Q. But why is this a matter for the federal reserve chairman, Mr. President?

 

A. Well, we believe that anyone who spends as much money as Gov. Spitzer is alleged to have spent on the kind of activities he is alleged to have spent it on is probably fuelin’ the fires of inflation. Of course (chuckle), those aren’t the only fires he’s been fuelin’.

 

Q. Mr. President, a few years ago, when you announced the goal of sending Americans to Mars, some people said you hoped to find Iraq’s weapons of mass destruction there. (Laughter) Now they’re saying you’re hoping to find greater purchasing power for the dollar there. Would you care to comment on that?

 

A. No, not at this time. We’ve asked Mr. Bernanke to look into it and report back to NASA on that.

 

Q. Mr. President, after this week’s arguments at the Supreme Court, some people are saying it’s still not clear just how far your administration would extend the right to bear arms. Could you clarify that for us?

 

A. Well, we’re in favor of the right to bare arms.
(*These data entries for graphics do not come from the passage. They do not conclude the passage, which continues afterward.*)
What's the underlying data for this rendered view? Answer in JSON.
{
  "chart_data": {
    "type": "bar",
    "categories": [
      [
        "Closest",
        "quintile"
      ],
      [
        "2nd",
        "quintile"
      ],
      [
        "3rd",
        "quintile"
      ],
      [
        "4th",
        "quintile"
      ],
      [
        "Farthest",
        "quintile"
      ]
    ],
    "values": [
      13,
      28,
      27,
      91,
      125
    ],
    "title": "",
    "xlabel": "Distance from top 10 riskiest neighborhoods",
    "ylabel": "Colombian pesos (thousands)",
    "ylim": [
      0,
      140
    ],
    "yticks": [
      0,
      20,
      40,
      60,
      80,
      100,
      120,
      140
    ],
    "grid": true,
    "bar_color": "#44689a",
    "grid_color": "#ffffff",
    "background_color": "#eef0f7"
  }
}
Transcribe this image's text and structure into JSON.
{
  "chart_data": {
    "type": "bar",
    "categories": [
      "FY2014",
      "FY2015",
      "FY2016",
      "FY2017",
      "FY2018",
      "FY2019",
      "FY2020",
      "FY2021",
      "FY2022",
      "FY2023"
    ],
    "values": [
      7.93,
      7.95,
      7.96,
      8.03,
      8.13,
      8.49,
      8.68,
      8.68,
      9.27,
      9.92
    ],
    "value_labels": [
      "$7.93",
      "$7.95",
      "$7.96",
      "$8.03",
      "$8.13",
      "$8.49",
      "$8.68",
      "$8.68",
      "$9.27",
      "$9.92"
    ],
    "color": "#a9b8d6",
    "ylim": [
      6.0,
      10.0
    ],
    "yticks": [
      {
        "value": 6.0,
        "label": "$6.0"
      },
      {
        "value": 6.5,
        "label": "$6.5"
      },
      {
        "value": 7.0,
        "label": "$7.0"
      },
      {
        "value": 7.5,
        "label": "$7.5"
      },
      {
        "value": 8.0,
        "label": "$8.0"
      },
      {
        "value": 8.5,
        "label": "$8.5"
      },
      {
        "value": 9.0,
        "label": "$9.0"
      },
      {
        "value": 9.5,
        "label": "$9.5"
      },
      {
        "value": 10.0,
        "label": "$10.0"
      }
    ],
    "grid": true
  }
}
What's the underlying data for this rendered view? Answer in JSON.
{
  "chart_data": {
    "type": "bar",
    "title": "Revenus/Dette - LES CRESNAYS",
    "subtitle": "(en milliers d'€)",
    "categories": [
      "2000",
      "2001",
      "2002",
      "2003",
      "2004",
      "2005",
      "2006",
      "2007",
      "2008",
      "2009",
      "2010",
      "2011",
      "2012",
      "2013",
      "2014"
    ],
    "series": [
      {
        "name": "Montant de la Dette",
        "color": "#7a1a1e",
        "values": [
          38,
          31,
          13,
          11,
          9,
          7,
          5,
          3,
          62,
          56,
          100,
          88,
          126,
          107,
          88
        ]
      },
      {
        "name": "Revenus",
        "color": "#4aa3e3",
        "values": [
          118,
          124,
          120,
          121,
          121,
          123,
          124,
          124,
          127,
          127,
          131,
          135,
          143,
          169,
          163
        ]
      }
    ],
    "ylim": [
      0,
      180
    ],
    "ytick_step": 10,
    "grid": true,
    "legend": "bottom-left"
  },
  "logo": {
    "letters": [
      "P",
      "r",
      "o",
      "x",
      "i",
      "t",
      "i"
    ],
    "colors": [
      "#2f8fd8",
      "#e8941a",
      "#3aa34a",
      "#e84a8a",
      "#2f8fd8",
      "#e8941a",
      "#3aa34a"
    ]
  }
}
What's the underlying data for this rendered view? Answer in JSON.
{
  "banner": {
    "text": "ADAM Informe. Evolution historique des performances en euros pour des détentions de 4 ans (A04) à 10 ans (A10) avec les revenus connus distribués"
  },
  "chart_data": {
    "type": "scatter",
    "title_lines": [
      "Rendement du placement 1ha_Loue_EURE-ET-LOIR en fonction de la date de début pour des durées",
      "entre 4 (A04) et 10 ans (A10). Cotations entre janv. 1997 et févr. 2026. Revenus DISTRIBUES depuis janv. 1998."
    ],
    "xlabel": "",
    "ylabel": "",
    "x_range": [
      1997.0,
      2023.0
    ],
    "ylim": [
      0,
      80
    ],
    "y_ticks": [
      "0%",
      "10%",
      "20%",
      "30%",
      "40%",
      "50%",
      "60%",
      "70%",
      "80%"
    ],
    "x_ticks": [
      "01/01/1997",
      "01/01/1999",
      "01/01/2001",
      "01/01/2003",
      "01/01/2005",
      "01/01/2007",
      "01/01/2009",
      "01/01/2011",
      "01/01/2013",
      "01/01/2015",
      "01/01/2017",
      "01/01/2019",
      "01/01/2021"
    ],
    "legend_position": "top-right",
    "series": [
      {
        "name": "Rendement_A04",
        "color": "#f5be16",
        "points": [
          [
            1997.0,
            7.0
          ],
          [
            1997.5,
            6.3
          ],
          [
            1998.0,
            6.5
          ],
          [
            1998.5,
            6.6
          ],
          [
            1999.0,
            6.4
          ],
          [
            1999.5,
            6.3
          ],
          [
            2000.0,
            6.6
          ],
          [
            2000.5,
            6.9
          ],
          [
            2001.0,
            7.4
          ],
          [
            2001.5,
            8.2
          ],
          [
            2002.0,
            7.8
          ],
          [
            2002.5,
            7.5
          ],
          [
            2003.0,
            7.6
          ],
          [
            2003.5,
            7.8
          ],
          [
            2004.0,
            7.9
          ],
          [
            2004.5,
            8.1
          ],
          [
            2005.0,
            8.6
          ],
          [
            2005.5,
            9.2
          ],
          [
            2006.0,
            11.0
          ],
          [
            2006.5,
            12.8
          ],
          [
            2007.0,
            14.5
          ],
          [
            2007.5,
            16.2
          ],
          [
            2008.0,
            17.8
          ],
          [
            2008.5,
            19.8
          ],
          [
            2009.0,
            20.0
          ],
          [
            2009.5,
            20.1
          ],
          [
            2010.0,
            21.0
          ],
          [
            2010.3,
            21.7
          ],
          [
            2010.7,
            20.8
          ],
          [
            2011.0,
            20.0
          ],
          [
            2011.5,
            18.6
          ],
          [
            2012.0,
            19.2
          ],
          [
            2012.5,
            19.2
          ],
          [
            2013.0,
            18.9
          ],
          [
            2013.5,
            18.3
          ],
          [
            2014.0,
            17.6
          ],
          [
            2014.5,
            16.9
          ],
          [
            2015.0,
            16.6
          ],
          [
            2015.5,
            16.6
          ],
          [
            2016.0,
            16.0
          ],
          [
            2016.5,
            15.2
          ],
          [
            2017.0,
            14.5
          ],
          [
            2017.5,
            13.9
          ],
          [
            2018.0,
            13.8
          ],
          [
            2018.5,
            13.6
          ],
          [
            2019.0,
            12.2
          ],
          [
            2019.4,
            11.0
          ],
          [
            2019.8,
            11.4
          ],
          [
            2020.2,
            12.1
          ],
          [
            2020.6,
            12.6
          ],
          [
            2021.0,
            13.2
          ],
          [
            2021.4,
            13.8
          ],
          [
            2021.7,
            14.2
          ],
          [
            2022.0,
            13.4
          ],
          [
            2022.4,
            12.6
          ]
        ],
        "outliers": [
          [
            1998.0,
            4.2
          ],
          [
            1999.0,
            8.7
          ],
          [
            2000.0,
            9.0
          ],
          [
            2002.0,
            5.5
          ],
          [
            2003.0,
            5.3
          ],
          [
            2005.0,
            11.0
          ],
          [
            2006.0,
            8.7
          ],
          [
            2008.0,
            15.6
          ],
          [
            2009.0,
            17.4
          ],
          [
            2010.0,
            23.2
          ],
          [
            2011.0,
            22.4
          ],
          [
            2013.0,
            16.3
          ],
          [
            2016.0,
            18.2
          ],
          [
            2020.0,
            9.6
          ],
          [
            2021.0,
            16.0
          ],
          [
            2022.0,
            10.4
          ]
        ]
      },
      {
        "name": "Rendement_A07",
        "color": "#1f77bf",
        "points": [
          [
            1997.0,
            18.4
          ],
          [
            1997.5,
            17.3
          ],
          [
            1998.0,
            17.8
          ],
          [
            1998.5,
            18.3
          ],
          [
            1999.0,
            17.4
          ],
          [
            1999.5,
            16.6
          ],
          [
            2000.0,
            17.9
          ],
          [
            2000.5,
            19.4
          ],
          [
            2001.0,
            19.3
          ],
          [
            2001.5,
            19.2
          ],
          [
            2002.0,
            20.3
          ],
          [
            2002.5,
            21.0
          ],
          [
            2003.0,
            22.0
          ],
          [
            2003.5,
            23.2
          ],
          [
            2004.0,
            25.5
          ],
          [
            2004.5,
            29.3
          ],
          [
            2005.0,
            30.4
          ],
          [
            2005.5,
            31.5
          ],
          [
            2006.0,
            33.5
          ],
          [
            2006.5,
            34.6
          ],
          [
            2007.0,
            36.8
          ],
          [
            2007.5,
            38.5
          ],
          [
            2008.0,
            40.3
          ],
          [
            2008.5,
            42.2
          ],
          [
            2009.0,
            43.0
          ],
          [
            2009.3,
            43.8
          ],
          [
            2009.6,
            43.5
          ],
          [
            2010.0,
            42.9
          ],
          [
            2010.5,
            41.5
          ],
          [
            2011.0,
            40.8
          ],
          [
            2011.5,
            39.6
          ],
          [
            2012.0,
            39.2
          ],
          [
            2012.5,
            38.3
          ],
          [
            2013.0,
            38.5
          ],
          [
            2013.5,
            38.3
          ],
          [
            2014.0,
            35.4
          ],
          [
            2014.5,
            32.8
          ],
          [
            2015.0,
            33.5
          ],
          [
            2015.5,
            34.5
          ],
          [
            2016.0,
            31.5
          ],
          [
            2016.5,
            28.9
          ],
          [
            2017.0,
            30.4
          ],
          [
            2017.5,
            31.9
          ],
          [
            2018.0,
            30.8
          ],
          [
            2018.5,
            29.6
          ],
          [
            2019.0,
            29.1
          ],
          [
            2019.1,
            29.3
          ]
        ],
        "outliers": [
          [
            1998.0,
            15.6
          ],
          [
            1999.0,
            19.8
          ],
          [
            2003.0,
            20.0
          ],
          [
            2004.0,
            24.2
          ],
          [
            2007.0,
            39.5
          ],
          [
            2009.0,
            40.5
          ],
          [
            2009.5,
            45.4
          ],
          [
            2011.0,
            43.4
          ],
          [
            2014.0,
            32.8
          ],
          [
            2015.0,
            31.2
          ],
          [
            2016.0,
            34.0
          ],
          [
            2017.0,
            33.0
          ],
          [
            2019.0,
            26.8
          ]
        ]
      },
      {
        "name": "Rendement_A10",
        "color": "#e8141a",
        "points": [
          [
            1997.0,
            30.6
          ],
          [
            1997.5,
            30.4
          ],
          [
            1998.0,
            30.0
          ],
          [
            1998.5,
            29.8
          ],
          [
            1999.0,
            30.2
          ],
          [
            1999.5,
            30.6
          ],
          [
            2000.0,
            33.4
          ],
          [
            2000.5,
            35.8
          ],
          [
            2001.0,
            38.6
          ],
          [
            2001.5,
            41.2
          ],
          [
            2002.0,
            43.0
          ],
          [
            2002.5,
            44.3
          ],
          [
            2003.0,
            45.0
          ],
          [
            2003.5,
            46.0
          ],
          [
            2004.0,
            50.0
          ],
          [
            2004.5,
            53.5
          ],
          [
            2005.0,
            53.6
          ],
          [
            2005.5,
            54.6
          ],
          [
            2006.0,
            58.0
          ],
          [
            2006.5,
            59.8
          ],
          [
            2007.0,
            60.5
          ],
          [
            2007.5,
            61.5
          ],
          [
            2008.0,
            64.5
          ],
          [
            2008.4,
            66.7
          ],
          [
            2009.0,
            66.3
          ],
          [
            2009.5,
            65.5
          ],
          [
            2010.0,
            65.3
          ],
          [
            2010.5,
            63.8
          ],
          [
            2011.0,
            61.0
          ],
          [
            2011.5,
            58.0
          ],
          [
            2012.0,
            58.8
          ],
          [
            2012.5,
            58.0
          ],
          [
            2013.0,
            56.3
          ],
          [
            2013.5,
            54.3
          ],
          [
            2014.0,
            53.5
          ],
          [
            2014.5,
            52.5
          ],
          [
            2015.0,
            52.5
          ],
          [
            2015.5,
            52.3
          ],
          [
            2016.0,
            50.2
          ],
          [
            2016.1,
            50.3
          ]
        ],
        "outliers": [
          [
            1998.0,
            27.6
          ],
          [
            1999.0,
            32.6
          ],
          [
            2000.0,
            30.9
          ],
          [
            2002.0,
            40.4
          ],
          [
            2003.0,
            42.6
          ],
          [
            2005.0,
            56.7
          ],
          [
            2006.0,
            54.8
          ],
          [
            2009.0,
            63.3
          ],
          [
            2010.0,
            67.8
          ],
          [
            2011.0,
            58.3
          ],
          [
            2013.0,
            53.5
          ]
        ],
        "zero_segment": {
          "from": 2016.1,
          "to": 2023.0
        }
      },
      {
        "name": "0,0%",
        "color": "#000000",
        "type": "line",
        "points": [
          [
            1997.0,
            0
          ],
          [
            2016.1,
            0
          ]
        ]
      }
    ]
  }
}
We feel if people wants to wear short sleeves or no sleeves at all, that’s not the business of the government to determine. So I guess you could say that the view of this administration is that the right to bare arms extends to the shoulders, so far as we can tell.

 

Q. But Mr. President—

 

A. Now my position is, I’ll admit, a little more equivocable on the right to bare legs, especially in our schools. Many schools have, as you know, dress codes to cover that—on whether they’re allowed to wear shorts or short skirts or whatever and whether the right to bare legs extends to the hips as some of our young ladies seem to think. And I would prefer to leave that up to the local school districts. But as a general rule, I believe the country would be safer if more responsible, law-abiding adults had guns and fewer people wore miniskirts.

 

Q. Mr. President---

 

A. Especially the men. Unless they’re playin’ bagpipes.

 

Q. Mr. President—

Does that clarify my position?

 

Q. As much as ever, Mr. President.

 

A. Good. Yes…back there.

 

Q. Mr. President, you have just 10 more months in office. Have you made any plans on what you will do after you leave the White House?

 

A. Well, after giving the matter some further thought, I’ve decided I’m not going to enlist to go fight in Afghanistan after all. (Laughter) I don’t think I meet the age requirement. So I’ll probably just relax at the ranch awhile. You know, it’s been a tough eight years. It’s hard work bein’ president. I imagine we’ll be working on my presidential library. And I’ll be workin’ on a book, of course.

 

Q. You’re going to read one, Mr. President?

 

A. Who let that guy in?

(Voice off camera) Thank you, Mr. President.